2014-06-20 Thread Gary Herron



On 06/20/2014 05:57 PM, FraserL wrote:

I think I found a strange bug in python 3.4.1,



No, this is not a bug in Python.  There is a limitation of floating 
point arithmetic in *all* languages, on *all* computers.   Python 3 may 
be the first to let you see this limitation, but it's always been there.
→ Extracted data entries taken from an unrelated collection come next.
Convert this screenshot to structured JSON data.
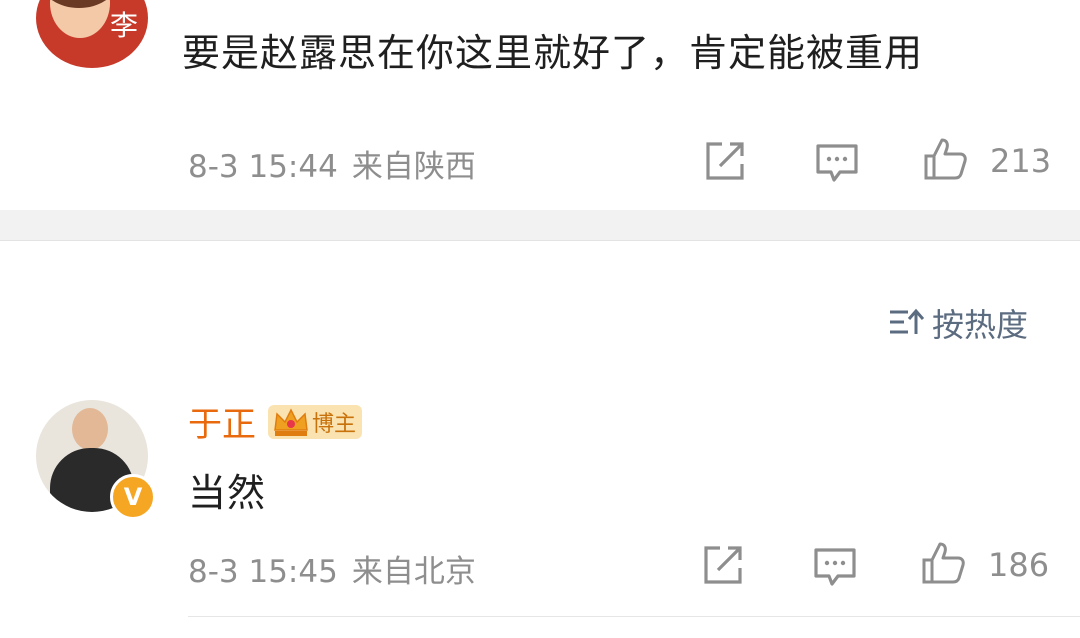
{
  "comment1": {
    "avatar_text": "李",
    "text": "要是赵露思在你这里就好了，肯定能被重用",
    "date": "8-3 15:44",
    "location": "来自陕西",
    "likes": "213"
  },
  "sort": {
    "label": "按热度"
  },
  "comment2": {
    "username": "于正",
    "badge": "博主",
    "verified_mark": "V",
    "text": "当然",
    "date": "8-3 15:45",
    "location": "来自北京",
    "likes": "186"
  },
  "colors": {
    "username": "#e86a0c",
    "meta": "#8e8e8e",
    "badge_bg": "#fbe3b1",
    "verified": "#f5a623",
    "sort": "#5b6b80"
  },
  "icons": [
    "share-icon",
    "comment-icon",
    "like-icon",
    "sort-icon",
    "crown-icon"
  ]
}
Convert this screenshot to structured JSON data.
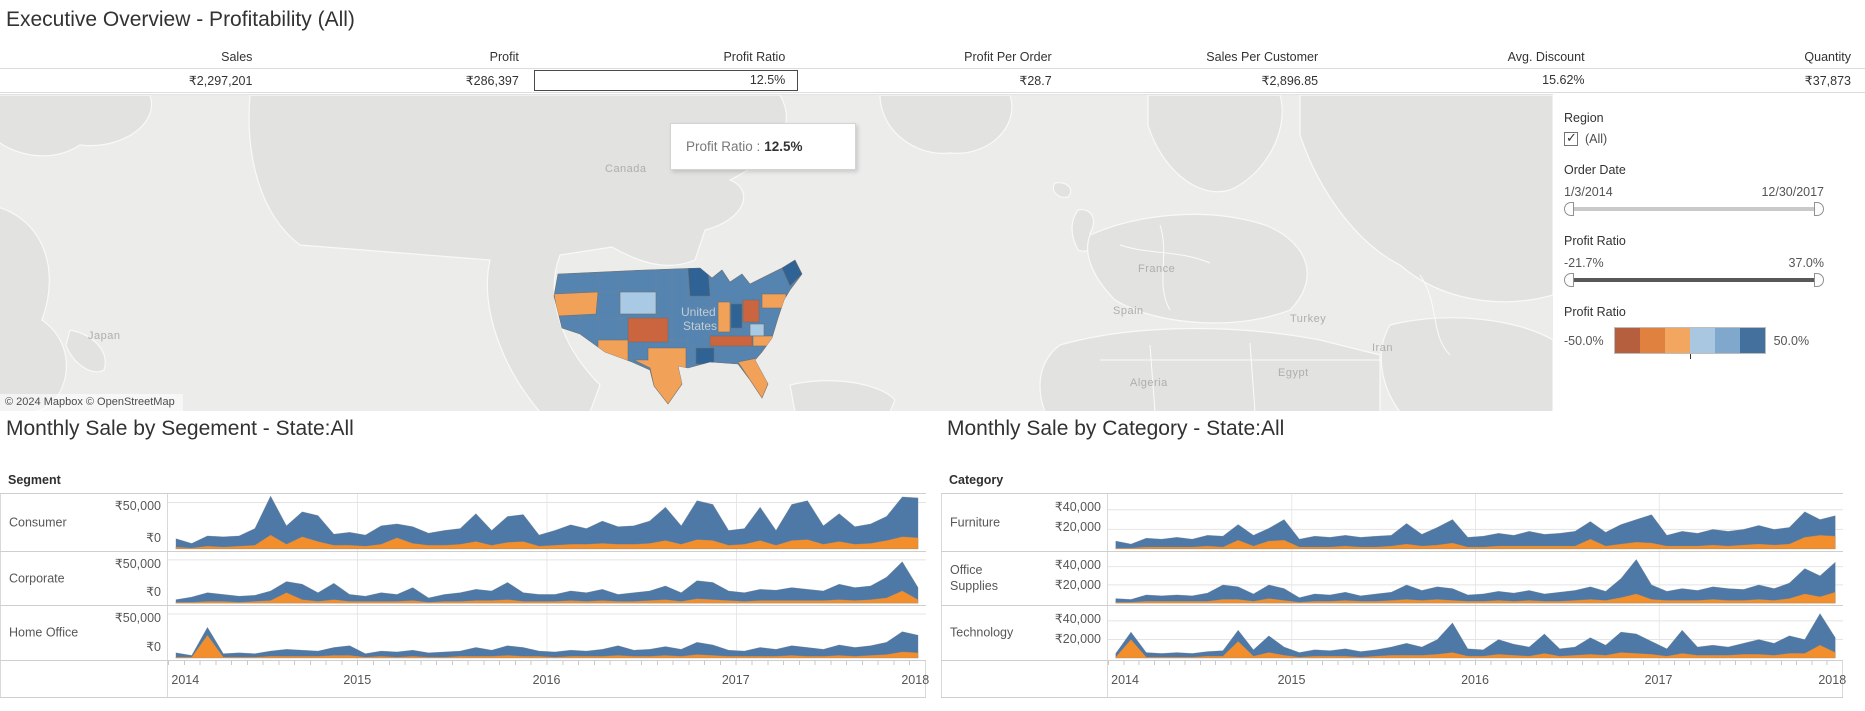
{
  "title": "Executive Overview - Profitability (All)",
  "kpis": [
    {
      "label": "Sales",
      "value": "₹2,297,201"
    },
    {
      "label": "Profit",
      "value": "₹286,397"
    },
    {
      "label": "Profit Ratio",
      "value": "12.5%",
      "selected": true
    },
    {
      "label": "Profit Per Order",
      "value": "₹28.7"
    },
    {
      "label": "Sales Per Customer",
      "value": "₹2,896.85"
    },
    {
      "label": "Avg. Discount",
      "value": "15.62%"
    },
    {
      "label": "Quantity",
      "value": "₹37,873"
    }
  ],
  "map": {
    "tooltip": {
      "label": "Profit Ratio :",
      "value": "12.5%"
    },
    "attribution": "© 2024 Mapbox  © OpenStreetMap",
    "labels": {
      "canada": "Canada",
      "japan": "Japan",
      "france": "France",
      "spain": "Spain",
      "turkey": "Turkey",
      "algeria": "Algeria",
      "egypt": "Egypt",
      "iran": "Iran",
      "us1": "United",
      "us2": "States"
    },
    "palette": {
      "base": "#5584b0",
      "dark": "#2f6295",
      "light": "#a9cae4",
      "orange": "#f1a158",
      "rust": "#ca6540"
    }
  },
  "filters": {
    "region": {
      "label": "Region",
      "option": "(All)",
      "checked": true
    },
    "order_date": {
      "label": "Order Date",
      "min": "1/3/2014",
      "max": "12/30/2017"
    },
    "profit_ratio": {
      "label": "Profit Ratio",
      "min": "-21.7%",
      "max": "37.0%"
    },
    "legend": {
      "label": "Profit Ratio",
      "min": "-50.0%",
      "max": "50.0%",
      "colors": [
        "#b55f3f",
        "#e1813f",
        "#f3a65f",
        "#a9c7e0",
        "#7fa8cc",
        "#44709d"
      ]
    }
  },
  "chart_data": [
    {
      "type": "area",
      "title": "Monthly Sale by Segement - State:All",
      "group_label": "Segment",
      "x_unit": "month",
      "x_start": "2014-01",
      "x_end": "2017-12",
      "x_points": 48,
      "x_ticks": [
        "2014",
        "2015",
        "2016",
        "2017",
        "2018"
      ],
      "y_unit": "₹ thousands",
      "y_ticks": [
        {
          "label": "₹50,000",
          "value": 50
        },
        {
          "label": "₹0",
          "value": 0
        }
      ],
      "ylim": [
        0,
        58
      ],
      "colors": {
        "sales": "#4e79a7",
        "profit": "#f28e2b"
      },
      "rows": [
        {
          "label": "Consumer",
          "series": [
            {
              "name": "Sales",
              "values": [
                11,
                6,
                14,
                13,
                14,
                22,
                57,
                25,
                40,
                36,
                16,
                18,
                15,
                25,
                27,
                24,
                17,
                20,
                22,
                38,
                20,
                35,
                37,
                15,
                20,
                26,
                22,
                30,
                24,
                25,
                30,
                45,
                25,
                52,
                48,
                20,
                22,
                45,
                20,
                48,
                52,
                25,
                38,
                24,
                27,
                35,
                56,
                55
              ]
            },
            {
              "name": "Profit",
              "values": [
                2,
                1,
                3,
                2,
                3,
                4,
                15,
                5,
                13,
                8,
                4,
                4,
                3,
                5,
                12,
                6,
                4,
                4,
                5,
                8,
                4,
                7,
                8,
                3,
                4,
                5,
                5,
                6,
                5,
                5,
                6,
                9,
                5,
                10,
                9,
                4,
                5,
                9,
                4,
                9,
                10,
                5,
                8,
                5,
                6,
                9,
                13,
                12
              ]
            }
          ]
        },
        {
          "label": "Corporate",
          "series": [
            {
              "name": "Sales",
              "values": [
                4,
                7,
                12,
                10,
                8,
                9,
                14,
                25,
                22,
                12,
                23,
                10,
                8,
                12,
                10,
                18,
                6,
                10,
                12,
                16,
                14,
                24,
                12,
                10,
                10,
                14,
                12,
                16,
                10,
                12,
                14,
                20,
                12,
                26,
                24,
                14,
                12,
                16,
                15,
                18,
                16,
                14,
                22,
                18,
                20,
                30,
                48,
                18
              ]
            },
            {
              "name": "Profit",
              "values": [
                1,
                1,
                2,
                2,
                1,
                2,
                3,
                12,
                4,
                2,
                4,
                2,
                2,
                2,
                2,
                3,
                1,
                2,
                2,
                3,
                3,
                4,
                2,
                2,
                2,
                3,
                2,
                3,
                2,
                2,
                3,
                4,
                2,
                5,
                4,
                3,
                2,
                3,
                3,
                3,
                3,
                3,
                4,
                3,
                4,
                6,
                14,
                4
              ]
            }
          ]
        },
        {
          "label": "Home Office",
          "series": [
            {
              "name": "Sales",
              "values": [
                6,
                3,
                35,
                5,
                6,
                5,
                8,
                10,
                9,
                8,
                12,
                14,
                5,
                8,
                7,
                9,
                6,
                7,
                8,
                12,
                9,
                14,
                12,
                8,
                7,
                9,
                8,
                10,
                14,
                9,
                10,
                13,
                10,
                18,
                15,
                9,
                8,
                12,
                10,
                14,
                12,
                10,
                15,
                12,
                14,
                18,
                30,
                26
              ]
            },
            {
              "name": "Profit",
              "values": [
                1,
                1,
                26,
                1,
                1,
                1,
                2,
                2,
                2,
                2,
                3,
                3,
                1,
                2,
                1,
                2,
                1,
                1,
                2,
                2,
                2,
                3,
                2,
                2,
                1,
                2,
                2,
                2,
                3,
                2,
                2,
                3,
                2,
                4,
                3,
                2,
                2,
                2,
                2,
                3,
                2,
                2,
                3,
                2,
                3,
                4,
                7,
                6
              ]
            }
          ]
        }
      ]
    },
    {
      "type": "area",
      "title": "Monthly Sale by Category - State:All",
      "group_label": "Category",
      "x_unit": "month",
      "x_start": "2014-01",
      "x_end": "2017-12",
      "x_points": 48,
      "x_ticks": [
        "2014",
        "2015",
        "2016",
        "2017",
        "2018"
      ],
      "y_unit": "₹ thousands",
      "y_ticks": [
        {
          "label": "₹40,000",
          "value": 40
        },
        {
          "label": "₹20,000",
          "value": 20
        }
      ],
      "ylim": [
        0,
        55
      ],
      "colors": {
        "sales": "#4e79a7",
        "profit": "#f28e2b"
      },
      "rows": [
        {
          "label": "Furniture",
          "series": [
            {
              "name": "Sales",
              "values": [
                8,
                5,
                11,
                10,
                12,
                10,
                14,
                13,
                25,
                14,
                21,
                30,
                10,
                13,
                12,
                14,
                12,
                13,
                14,
                26,
                15,
                22,
                30,
                12,
                13,
                16,
                14,
                18,
                15,
                16,
                18,
                28,
                17,
                25,
                30,
                35,
                14,
                18,
                16,
                20,
                18,
                20,
                24,
                20,
                22,
                38,
                30,
                34
              ]
            },
            {
              "name": "Profit",
              "values": [
                1,
                1,
                2,
                2,
                2,
                2,
                3,
                2,
                9,
                3,
                8,
                9,
                2,
                2,
                2,
                3,
                2,
                2,
                3,
                5,
                3,
                4,
                6,
                2,
                2,
                3,
                3,
                3,
                3,
                3,
                3,
                10,
                3,
                5,
                7,
                6,
                3,
                3,
                3,
                4,
                3,
                4,
                5,
                4,
                5,
                12,
                14,
                13
              ]
            }
          ]
        },
        {
          "label": "Office Supplies",
          "series": [
            {
              "name": "Sales",
              "values": [
                5,
                4,
                9,
                8,
                9,
                8,
                11,
                20,
                18,
                10,
                20,
                16,
                6,
                10,
                9,
                12,
                8,
                10,
                12,
                20,
                14,
                18,
                16,
                9,
                10,
                13,
                11,
                14,
                10,
                12,
                14,
                18,
                13,
                27,
                48,
                20,
                13,
                16,
                14,
                18,
                16,
                15,
                20,
                16,
                22,
                38,
                30,
                45
              ]
            },
            {
              "name": "Profit",
              "values": [
                1,
                1,
                2,
                2,
                2,
                2,
                2,
                4,
                4,
                2,
                5,
                3,
                1,
                2,
                2,
                3,
                2,
                2,
                3,
                4,
                3,
                4,
                3,
                2,
                2,
                3,
                2,
                3,
                2,
                2,
                3,
                4,
                3,
                6,
                10,
                4,
                3,
                3,
                3,
                4,
                3,
                3,
                4,
                3,
                5,
                10,
                7,
                12
              ]
            }
          ]
        },
        {
          "label": "Technology",
          "series": [
            {
              "name": "Sales",
              "values": [
                5,
                28,
                6,
                5,
                6,
                5,
                7,
                8,
                30,
                9,
                24,
                12,
                6,
                9,
                8,
                10,
                7,
                9,
                12,
                16,
                12,
                20,
                38,
                10,
                9,
                20,
                15,
                12,
                26,
                10,
                12,
                22,
                14,
                28,
                26,
                18,
                10,
                30,
                12,
                14,
                12,
                16,
                20,
                16,
                24,
                20,
                48,
                22
              ]
            },
            {
              "name": "Profit",
              "values": [
                1,
                20,
                1,
                1,
                1,
                1,
                2,
                2,
                18,
                2,
                6,
                3,
                1,
                2,
                2,
                2,
                1,
                2,
                3,
                3,
                3,
                4,
                6,
                2,
                2,
                4,
                3,
                2,
                5,
                2,
                3,
                4,
                3,
                6,
                5,
                4,
                2,
                5,
                3,
                3,
                3,
                4,
                4,
                3,
                5,
                5,
                14,
                6
              ]
            }
          ]
        }
      ]
    }
  ]
}
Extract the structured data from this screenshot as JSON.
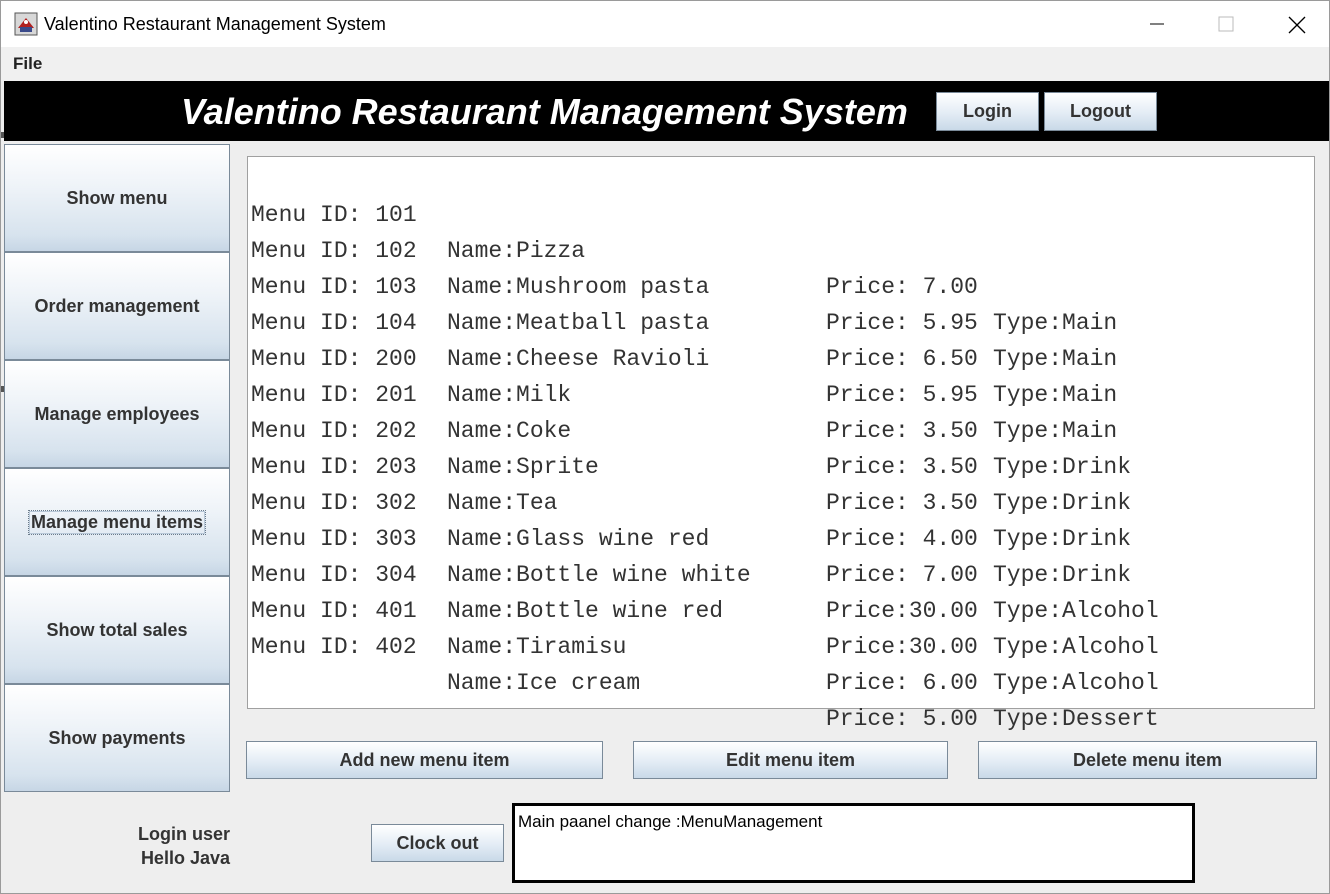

See https://docs.python.org/2/tutorial/floatingpoint.html for more details.

Gary Herron





fresh install of

  https://www.python.org/ftp/python/3.4.1/python-3.4.1.amd64.msi

and a fresh install of
https://www.python.org/ftp/python/2.7.7/python-2.7.7.amd64.msi
to compare it to.

#test code
z = 0.01
p = 0.0
for x, y in enumerate(range(1, 20)):
 p += z
 print(p)
#end


3.4.1 output:

0.01
0.02
0.03
0.04
0.05
0.060005
0.07
0.08
0.09
0.0
0.10999
0.11998
0.12998
0.13999
0.15
0.16
0.17
0.18002
0.19003


2.7.7 output:

0.01
0.02
0.03
0.04
0.05
0.06
0.07
0.08
0.09
0.1
0.11
0.12
0.13
0.14
0.15
0.16
0.17
0.18
0.19


I'm not hugely accustomed to Python, but this seems crazy to me.